To kick off the "Home for the Holidays" campaign, seven animal shelters across Santa Barbara County are waiving adoption fees for dogs and cats 6 months and older starting Black Friday.
It usually costs anywhere between $65 to $125 to adopt either a dog or cat, or $100 on average, but customers are invited to take advantage of being able to take home a pet for free until Sunday.
The “Black Friday Sale” will help to clear space at the Santa Maria Valley Humane Society, Santa Barbara Humane Society, Santa Ynez Valley Humane Society and the Animal Assistance Shelter Program, all of which accepted transfers of animals from Ventura County. Though Santa Barbara County Animal Services did not receive animals from facilities impacted by the wildfires, it also will waive adoption fees through the weekend at its three shelters, which are located in Santa Maria, Lompoc and Santa Barbara.

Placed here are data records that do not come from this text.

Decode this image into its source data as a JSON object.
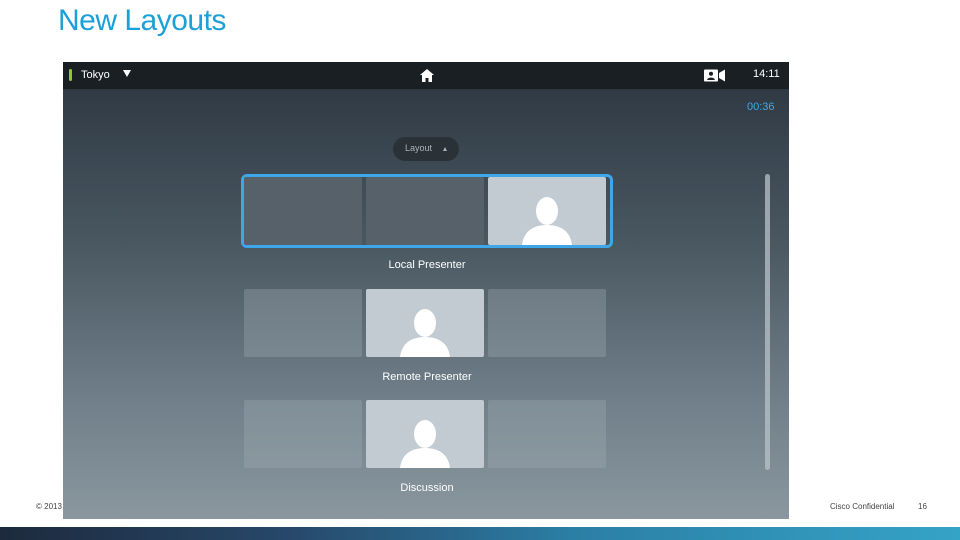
{
  "slide": {
    "title": "New Layouts",
    "footer_copyright": "© 2013",
    "footer_confidential": "Cisco Confidential",
    "page_number": "16"
  },
  "device": {
    "topbar": {
      "site_name": "Tokyo",
      "clock": "14:11",
      "icons": [
        "status-led",
        "dropdown-caret",
        "home-icon",
        "camera-icon"
      ]
    },
    "call_timer": "00:36",
    "layout_button": {
      "label": "Layout"
    },
    "layout_options": [
      {
        "label": "Local Presenter",
        "selected": true
      },
      {
        "label": "Remote Presenter",
        "selected": false
      },
      {
        "label": "Discussion",
        "selected": false
      }
    ]
  },
  "colors": {
    "title": "#1ba0d7",
    "selection": "#3ea7ea",
    "status_led": "#8bc83a",
    "timer": "#3ea7ea"
  }
}
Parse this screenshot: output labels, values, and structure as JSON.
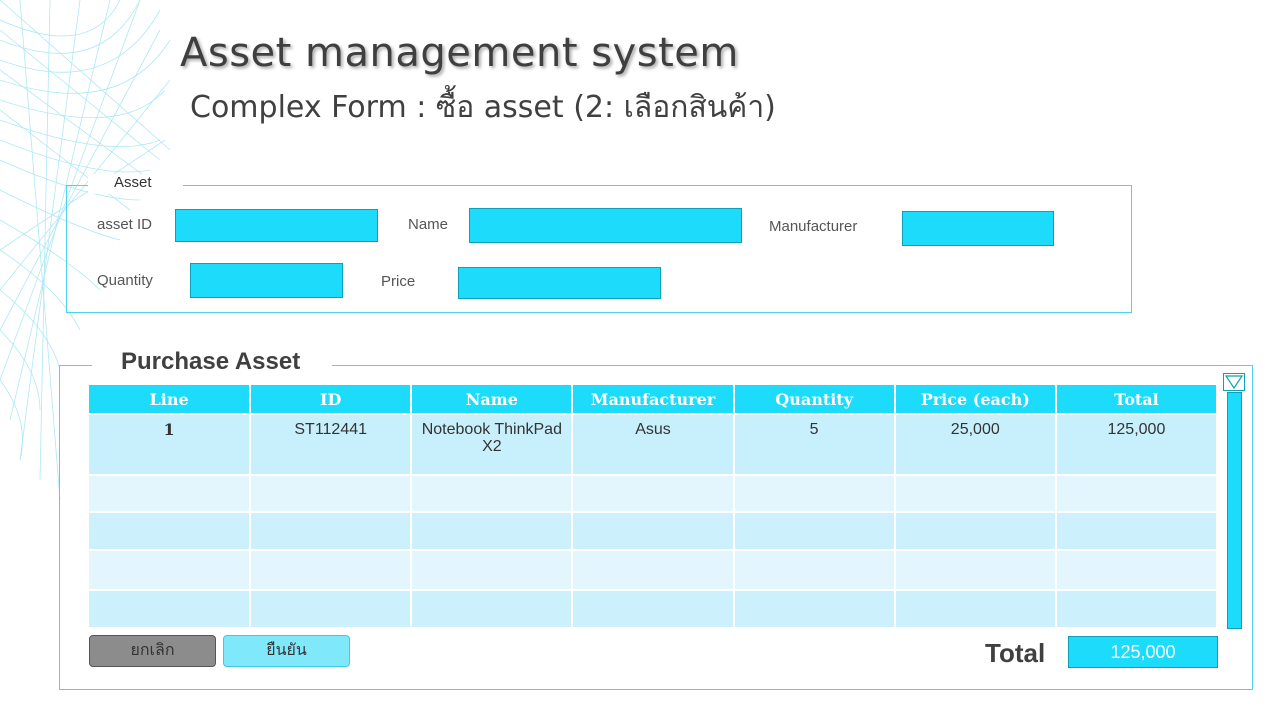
{
  "header": {
    "title": "Asset management system",
    "subtitle": "Complex Form : ซื้อ asset (2: เลือกสินค้า)"
  },
  "asset_form": {
    "legend": "Asset",
    "fields": {
      "asset_id": {
        "label": "asset ID",
        "value": ""
      },
      "name": {
        "label": "Name",
        "value": ""
      },
      "manufacturer": {
        "label": "Manufacturer",
        "value": ""
      },
      "quantity": {
        "label": "Quantity",
        "value": ""
      },
      "price": {
        "label": "Price",
        "value": ""
      }
    }
  },
  "purchase": {
    "legend": "Purchase Asset",
    "columns": [
      "Line",
      "ID",
      "Name",
      "Manufacturer",
      "Quantity",
      "Price (each)",
      "Total"
    ],
    "rows": [
      [
        "1",
        "ST112441",
        "Notebook ThinkPad X2",
        "Asus",
        "5",
        "25,000",
        "125,000"
      ]
    ],
    "cancel_label": "ยกเลิก",
    "confirm_label": "ยืนยัน",
    "total_label": "Total",
    "total_value": "125,000"
  },
  "colors": {
    "accent": "#1ddcfb",
    "border": "#4fd3ea",
    "row_light": "#e3f6fd",
    "row_dark": "#c8f0fc"
  }
}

"This year is our first time ever opening the shelter on Black Friday," said Santa Maria Valley Humane Society Executive Director Sean Hawkins. "All the shelters in the county have been so generous and collaborative in our efforts to partner with our colleagues in Ventura County," which recently was devastated by the Woolsey fire.
In an effort to open up shelter space in Ventura County due to an inundation of evacuated pets due to wildfires, the Santa Maria Valley Humane Society took in dogs and cats that were already in the shelters prior to the fire, Hawkins said.
"None of the animals that got evacuated due to the fire are here. Our goal in transferring pets from Ventura is so the shelters down there can have extra space to take in animals that have been evacuated," Hawkins added. "Our goal is to always keep pets and families close together."
Hawkins said his staff are doing "triple duties all weekend" to handle a flurry of customers they expect to walk through the doors during the weekend.
The Santa Maria Valley Humane Society, located at 1687 W. Stowell Road, will be open from 11 a.m. to 6 p.m. Saturday and Sunday.
Adopters will have to meet usual adoption requirements, and families adopting pets are being asked to bring a collar and leash for dogs or a carrier for cats. Those items also can be purchased on site.
It seemed like a great idea to open during the Thanksgiving holiday weekend, said Hawkins, because "the logic is, when families are off work, children are out of school, [so] they can come adopt a new pet together. We want it to be a family experience."
Hawkins added the shelter aims to be flexible with its holiday hours, extending operating time to 6 p.m. and, also, opening on Sundays.
"Extending business hours at the shelter has helped adoption rates triple from last year's numbers, he said. "We'd average about 33 adoptions a month, but now, we average 104 per month," Hawkins said. Since the start of November, the shelter helped 74 pets so far find good homes."
There are three dogs in particular the shelter staff hope are adopted during the "Black Friday Sale" -- three pit bulls named Lucky, Jasmine and Whiskey. All three dogs have been in the shelter for 204 days, 179 days and 104 days, respectively.
It's a rarity for animals to be in shelters for that long, said Hawkins, as the average time span for an animal to be adopted is no more than 30 days.
"We really hope all three find good homes. The longer they're in shelters, the harder it gets for them," he added.
"We want to be a lean, mean adoption machine and save as many pets as we can, and adopting is really the best contribution you can make in the community when you're looking for a pet," Hawkins continued. "We want to encourage people to adopt a homeless animal because while they may have a mixed pedigree, they're thoroughly evaluated, spayed, neutered, vaccinated and microchipped."
Customer Jill Williman had just gotten off work from Lowe's on Friday morning when she decided to look for a Chihuahua mix that she saw on the Humane Society website Monday. However, she didn't even know about the adoption fee waiver for Black Friday until she came into the shelter.
"They informed me with the good news, so it just really worked out for me," said Williman, who wanted to bring home a friend to her 11-year-old greyhound GG, which stands for "Good Girl."
Williman has been on the fence for years about bringing home a friend for GG but finally took the plunge Friday.
"I think she'll be a good match for both of us," said Williman, as she hugged her newly adopted dog, Jackie.